Hello, this will be a short tutorial on how to buy and trade stocks, like most of recent and futur posts will be.
This poces is quiet easy, all you need to do is START, and when you start just invest into something you would like to own and not only earn money fast (live we all want ;)
1. Open an online brokerage account
First thing you need to do is open an brokerage account and best sites to do that are listed on my previous post that you can find right here: Sites for brokerage accounts and traiding
Setting up a brokerage account is a simple process — you can typically complete an application online in under 15 minutes.
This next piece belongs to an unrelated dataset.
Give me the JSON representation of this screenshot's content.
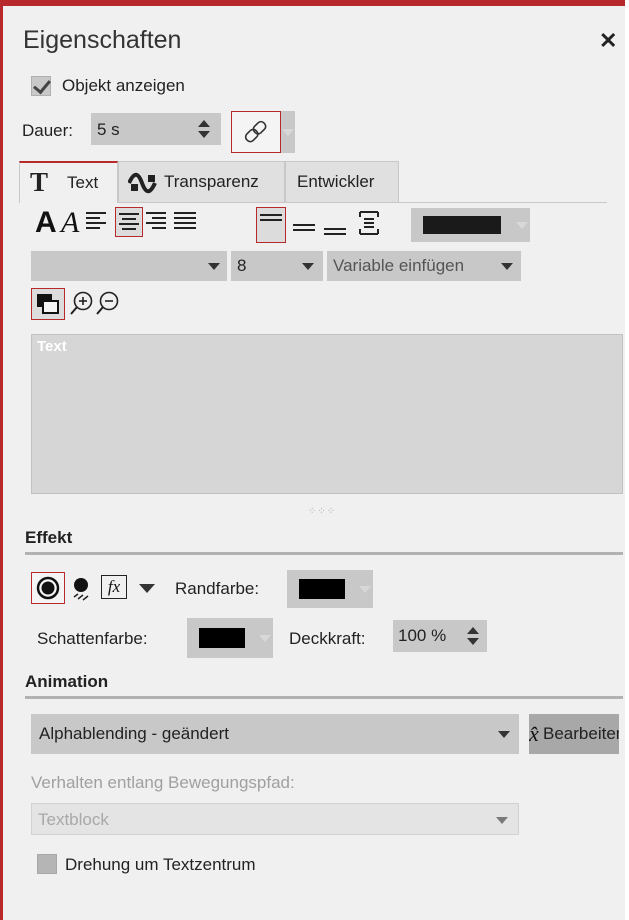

Once you’ve opened the investment account, you’ll need to initiate a deposit or funds transfer. The broker will walk you through the process. Once the transfer is complete and your brokerage account is funded, you can begin investing.
You might be asked if you want a cash account or a margin account. A margin account allows you to borrow money from the broker in order to make trades, but you’ll pay interest and it’s risky. Generally, it’s best to stick with a cash account at first.
2. Select the stocks you want to buy
Don’t let the deluge of data and real-time market gyrations overwhelm you as you conduct your research. Keep the objective simple: You’re looking for companies of which you want to become a part owner.
Start with the company’s annual report — specifically management’s annual letter to shareholders. The letter will give you a general narrative of what’s happening with the business and provide context for the numbers in the report.
3. Decide how many shares to buy
Consider starting small — really small — by purchasing just a single share to get a feel for what it’s like to own individual stocks and whether you have the fortitude to ride through the rough patches with minimal sleep loss. You can add to your position over time as you master the shareholder swagger.
4. Choose your stock order type
Don’t be put off by all those numbers and nonsensical word combinations on your broker’s online order page.
There are a lot more fancy trading moves and complex order types. Don’t bother right now — or maybe ever. Investors have built successful careers buying stocks solely with two order types: market orders and limit orders.
A) market order is best for buy-and-hold investors, for whom small differences in price are less important than ensuring that the trade is fully executed.
If you place a market order trade “after hours,” when the markets have closed for the day, your order will be placed at the prevailing price when the exchanges next open for trading.
Check your broker’s trade execution disclaimer. Some low-cost brokers bundle all customer trade requests to execute all at once at the prevailing price, either at the end of the trading day or a specific time or day of the week.
With a market order, you’re indicating that you’ll buy or sell the stock at the best available current market price. Because a market order puts no price parameters on the trade, your order will be executed immediately and fully filled, unless you’re trying to buy a million shares and attempt a takeover coup.
B) limit order gives you more control over the price at which your trade is executed. If XYZ stock is trading at $100 a share and you think a $95 per-share price is more in line with how you value the company, your limit order tells your broker to hold tight and execute your order only when the ask price drops to that level. On the selling side, a limit order tells your broker to part with the shares once the bid rises to the level you set.
Limit orders are a good tool for investors buying and selling smaller company stocks, which tend to experience wider spreads, depending on investor activity. They’re also good for investing during periods of short-term stock market volatility or when stock price is more important than order fulfillment.
There are additional conditions you can place on a limit order to control how long the order will remain open. An “all or none” (AON) order will be executed only when all the shares you wish to trade are available at your price limit. A “good for day” (GFD) order will expire at the end of the trading day, even if the order has not been fully filled. A “good till canceled” (GTC) order remains in play until the customer pulls the plug or the order expires; that’s anywhere from 60 to 120 days or more.
5. Optimize your stock portfolio
Remember that every investor goes through rough patches. The key to coming out ahead in the long term is to keep your perspective and concentrate on the things that you can control. Market gyrations aren’t among them. What you can do is:
Make sure you have the right tools for the job. NerdWallet’s list of the best stockbrokers can help you identify the right brokerage account for you.
Be mindful of brokerage fees. These can significantly erode your returns.